I can tell you that there is a necessary disclosure that tells you about the property in terms of earthquake zones, flood zones, fire zones, etc......and mello roos/special assessments. It should be in your paperwork.
Another necessary disclosure informs you that you will eventually have an adjustment in your taxes. "Supplimental Tax Bill". This is because you pay taxes on the former assessed value until the new sale is processed with the county assessor. This should be foreseeable.
Your question should be brought to an attorney. Agents and Brokers don't have the authority or knowledge to properly advise you on this situation. It's possible that a lawyer's assistance will not require up front out of pocket costs to you.
Your mortgage lender (especially if you used a Preferred Lender for the builder) should have known about the Mello Roos & should have included this fee ON your Good Faith Estimate which they must give you by law. Your ability to qualify for the loan includes weighing your income to debt & this Mello Roos tax IS a part of your total payment & total debt liability for a monthly mortgage payment.
It's all about what the agent "should have know, could have known" & did not tell you or make it clear to you. At the very least the onsite agent should have had you initial a paragraph specifically pertaining to Mello Roos tax & its' relation to base property tax.

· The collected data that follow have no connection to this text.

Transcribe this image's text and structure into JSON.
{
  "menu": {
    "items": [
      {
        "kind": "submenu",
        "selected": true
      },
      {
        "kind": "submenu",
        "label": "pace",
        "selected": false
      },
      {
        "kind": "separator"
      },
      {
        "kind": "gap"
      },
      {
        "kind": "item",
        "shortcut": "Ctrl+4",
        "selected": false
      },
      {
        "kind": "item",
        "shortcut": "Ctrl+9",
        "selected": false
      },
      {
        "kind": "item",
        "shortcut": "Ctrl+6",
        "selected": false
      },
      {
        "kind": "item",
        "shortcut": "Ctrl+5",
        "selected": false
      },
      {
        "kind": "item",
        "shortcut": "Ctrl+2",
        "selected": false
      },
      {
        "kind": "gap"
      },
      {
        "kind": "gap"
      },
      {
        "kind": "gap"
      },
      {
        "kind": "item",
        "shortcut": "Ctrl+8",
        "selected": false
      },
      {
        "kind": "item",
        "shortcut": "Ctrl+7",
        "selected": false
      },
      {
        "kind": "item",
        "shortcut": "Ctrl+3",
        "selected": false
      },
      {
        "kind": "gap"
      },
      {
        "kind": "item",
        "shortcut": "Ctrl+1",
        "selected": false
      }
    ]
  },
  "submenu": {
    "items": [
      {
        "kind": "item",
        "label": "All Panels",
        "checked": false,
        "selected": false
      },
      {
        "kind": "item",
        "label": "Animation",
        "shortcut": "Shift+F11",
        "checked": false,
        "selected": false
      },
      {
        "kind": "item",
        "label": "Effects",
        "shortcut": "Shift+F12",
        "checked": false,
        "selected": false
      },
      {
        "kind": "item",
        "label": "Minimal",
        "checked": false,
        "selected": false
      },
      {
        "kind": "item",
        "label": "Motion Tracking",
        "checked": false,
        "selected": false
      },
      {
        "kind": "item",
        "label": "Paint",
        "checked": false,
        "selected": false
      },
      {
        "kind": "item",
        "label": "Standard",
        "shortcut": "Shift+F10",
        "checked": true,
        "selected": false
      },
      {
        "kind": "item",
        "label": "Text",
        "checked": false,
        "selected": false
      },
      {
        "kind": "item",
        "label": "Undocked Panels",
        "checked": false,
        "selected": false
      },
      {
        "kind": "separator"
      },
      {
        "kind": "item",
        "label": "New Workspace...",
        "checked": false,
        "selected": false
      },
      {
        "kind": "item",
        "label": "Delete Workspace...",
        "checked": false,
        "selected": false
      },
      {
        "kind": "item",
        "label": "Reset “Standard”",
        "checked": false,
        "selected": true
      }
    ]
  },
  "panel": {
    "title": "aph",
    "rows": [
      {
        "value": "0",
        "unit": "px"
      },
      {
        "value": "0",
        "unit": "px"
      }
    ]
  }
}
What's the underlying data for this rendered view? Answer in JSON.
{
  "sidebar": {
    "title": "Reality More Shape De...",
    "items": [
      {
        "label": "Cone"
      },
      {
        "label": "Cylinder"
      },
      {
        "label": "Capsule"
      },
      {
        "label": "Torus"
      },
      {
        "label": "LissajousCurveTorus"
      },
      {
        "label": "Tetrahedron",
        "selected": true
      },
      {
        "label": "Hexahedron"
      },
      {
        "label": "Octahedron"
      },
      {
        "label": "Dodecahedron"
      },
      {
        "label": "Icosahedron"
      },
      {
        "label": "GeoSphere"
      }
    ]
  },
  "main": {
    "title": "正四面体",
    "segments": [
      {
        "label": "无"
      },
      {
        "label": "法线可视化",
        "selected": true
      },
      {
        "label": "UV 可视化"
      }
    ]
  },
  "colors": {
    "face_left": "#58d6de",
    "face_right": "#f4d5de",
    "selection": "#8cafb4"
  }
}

I think you should hire an attorney & try to sue for Non-Disclosure. I don't think you're going to get the builder to pay your Mello Roos tax for the next 30yrs, but maybe you could win a few years worth. If the payment is too high for you, maybe you'll need to sell. I'm sorry this happened to you, I hope you win your case.

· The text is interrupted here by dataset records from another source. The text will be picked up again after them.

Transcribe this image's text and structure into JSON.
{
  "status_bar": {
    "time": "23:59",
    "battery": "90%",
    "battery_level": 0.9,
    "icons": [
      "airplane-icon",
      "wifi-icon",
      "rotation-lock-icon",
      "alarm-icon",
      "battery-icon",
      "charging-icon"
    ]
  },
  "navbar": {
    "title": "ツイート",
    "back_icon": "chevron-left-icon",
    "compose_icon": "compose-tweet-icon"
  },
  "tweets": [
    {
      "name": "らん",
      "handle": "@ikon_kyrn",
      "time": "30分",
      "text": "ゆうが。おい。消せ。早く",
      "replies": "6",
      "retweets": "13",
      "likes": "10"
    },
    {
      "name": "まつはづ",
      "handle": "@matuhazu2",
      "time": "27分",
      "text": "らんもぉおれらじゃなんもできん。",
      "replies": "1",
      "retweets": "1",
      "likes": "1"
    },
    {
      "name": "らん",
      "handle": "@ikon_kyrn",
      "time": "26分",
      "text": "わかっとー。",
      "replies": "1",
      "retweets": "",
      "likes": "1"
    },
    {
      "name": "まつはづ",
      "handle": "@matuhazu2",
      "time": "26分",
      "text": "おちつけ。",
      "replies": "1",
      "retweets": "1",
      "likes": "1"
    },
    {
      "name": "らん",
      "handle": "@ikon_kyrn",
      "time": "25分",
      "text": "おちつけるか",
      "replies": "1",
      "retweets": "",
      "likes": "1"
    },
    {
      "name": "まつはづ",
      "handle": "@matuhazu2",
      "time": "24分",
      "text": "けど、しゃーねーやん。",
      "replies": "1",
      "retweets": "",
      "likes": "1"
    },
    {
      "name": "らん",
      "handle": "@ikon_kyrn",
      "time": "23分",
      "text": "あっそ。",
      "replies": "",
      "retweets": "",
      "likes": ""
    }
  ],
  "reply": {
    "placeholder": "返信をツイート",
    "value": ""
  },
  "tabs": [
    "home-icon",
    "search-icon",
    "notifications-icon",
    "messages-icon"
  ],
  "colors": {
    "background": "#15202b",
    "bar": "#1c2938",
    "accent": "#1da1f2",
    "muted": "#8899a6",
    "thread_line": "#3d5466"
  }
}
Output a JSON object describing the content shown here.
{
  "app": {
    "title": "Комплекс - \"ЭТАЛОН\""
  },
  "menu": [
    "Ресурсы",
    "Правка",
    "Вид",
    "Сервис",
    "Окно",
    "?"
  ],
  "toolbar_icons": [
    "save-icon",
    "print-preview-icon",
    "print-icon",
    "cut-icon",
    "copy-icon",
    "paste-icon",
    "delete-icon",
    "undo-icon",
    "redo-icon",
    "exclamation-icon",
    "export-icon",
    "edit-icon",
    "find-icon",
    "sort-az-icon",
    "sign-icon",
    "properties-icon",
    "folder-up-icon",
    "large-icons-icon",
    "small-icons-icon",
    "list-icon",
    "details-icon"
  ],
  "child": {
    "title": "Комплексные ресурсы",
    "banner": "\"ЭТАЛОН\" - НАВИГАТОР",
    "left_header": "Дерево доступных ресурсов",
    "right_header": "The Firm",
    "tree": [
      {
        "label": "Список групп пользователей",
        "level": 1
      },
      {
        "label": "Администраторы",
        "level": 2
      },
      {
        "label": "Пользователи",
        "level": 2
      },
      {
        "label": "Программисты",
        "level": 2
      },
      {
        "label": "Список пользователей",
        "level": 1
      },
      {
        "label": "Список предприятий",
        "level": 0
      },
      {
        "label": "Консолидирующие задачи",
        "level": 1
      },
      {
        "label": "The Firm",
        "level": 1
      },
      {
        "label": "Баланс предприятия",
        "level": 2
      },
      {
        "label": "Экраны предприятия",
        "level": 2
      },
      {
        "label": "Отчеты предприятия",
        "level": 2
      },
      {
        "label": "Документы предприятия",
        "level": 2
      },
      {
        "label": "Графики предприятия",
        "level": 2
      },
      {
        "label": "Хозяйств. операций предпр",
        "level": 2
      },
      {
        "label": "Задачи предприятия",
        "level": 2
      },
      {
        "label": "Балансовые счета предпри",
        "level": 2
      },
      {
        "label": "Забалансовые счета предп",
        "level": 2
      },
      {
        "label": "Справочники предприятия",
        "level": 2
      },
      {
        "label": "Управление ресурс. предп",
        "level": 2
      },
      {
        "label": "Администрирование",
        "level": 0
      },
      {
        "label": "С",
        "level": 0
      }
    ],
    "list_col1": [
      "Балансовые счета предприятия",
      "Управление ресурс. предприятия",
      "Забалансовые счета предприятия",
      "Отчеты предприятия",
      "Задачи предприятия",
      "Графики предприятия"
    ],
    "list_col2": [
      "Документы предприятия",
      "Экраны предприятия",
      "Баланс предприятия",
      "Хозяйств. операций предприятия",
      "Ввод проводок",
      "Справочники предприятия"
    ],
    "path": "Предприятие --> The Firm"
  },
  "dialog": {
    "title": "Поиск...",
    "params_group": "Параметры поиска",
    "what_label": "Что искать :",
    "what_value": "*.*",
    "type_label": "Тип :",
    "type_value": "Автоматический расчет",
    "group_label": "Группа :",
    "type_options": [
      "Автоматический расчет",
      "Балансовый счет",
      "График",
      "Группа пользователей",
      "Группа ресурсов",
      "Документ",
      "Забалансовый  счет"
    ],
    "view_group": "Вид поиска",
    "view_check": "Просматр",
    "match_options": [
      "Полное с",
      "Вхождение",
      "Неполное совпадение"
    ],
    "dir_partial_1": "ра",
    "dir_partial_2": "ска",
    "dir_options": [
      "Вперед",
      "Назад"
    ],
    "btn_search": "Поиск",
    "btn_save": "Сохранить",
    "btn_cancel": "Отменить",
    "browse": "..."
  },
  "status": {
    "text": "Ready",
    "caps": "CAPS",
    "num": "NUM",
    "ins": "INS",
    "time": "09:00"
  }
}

Feel free to email me directly for an attorney referral. Take my email address down anyway, I would personally be very interested to know if you do win a settlement for non-disclosure.
Realtor Since 1996
Please review your paper work and make sure you received a supplementary tax disclosure. Mello Roos and the Bond Act of 1915 should have been disclosed. Sometimes, these disclosure reports are included in the complete Natural Hazards and Geological Survey report along with other local disclosures of the city or county the property is in.
When you purchase a home, you are prorated the property tax rate of the previous owner (seller). This bill may be significantly less than what you will be assessed as the new owner based on an increase value. At closing you pay the seller's rate for the remaining tax record. Then the county re-assesses the tax rate based on purchase amount and sends you a supplemental tax bill. Although you have impounds for the initial rate, the impounds will have to be adjusted and therefore increased when the supplemental tax bills is received. This is a critical part of impounds and tax assessment that is normally explained by the escrow coordinator or the loan officer.
If you can't find your copy, your agent or the broker will most likely have a copy. The disclosure is a part of the California required and there is a formula within the disclosure for calculating the supplemental portion.
Note the following link for other California required disclosures.
I have seen this happen before. I would check back in your paperwork for something you signed about your taxes. More than likely the mello-roos was always there but your lender did not account for it in your impounds so they were not pulling enough out to put in your impound account to cover the taxes during tax season. Check with the builder, they should have copies of your file at the corporate office. You may also hire a Real Estate attorney to review the documents.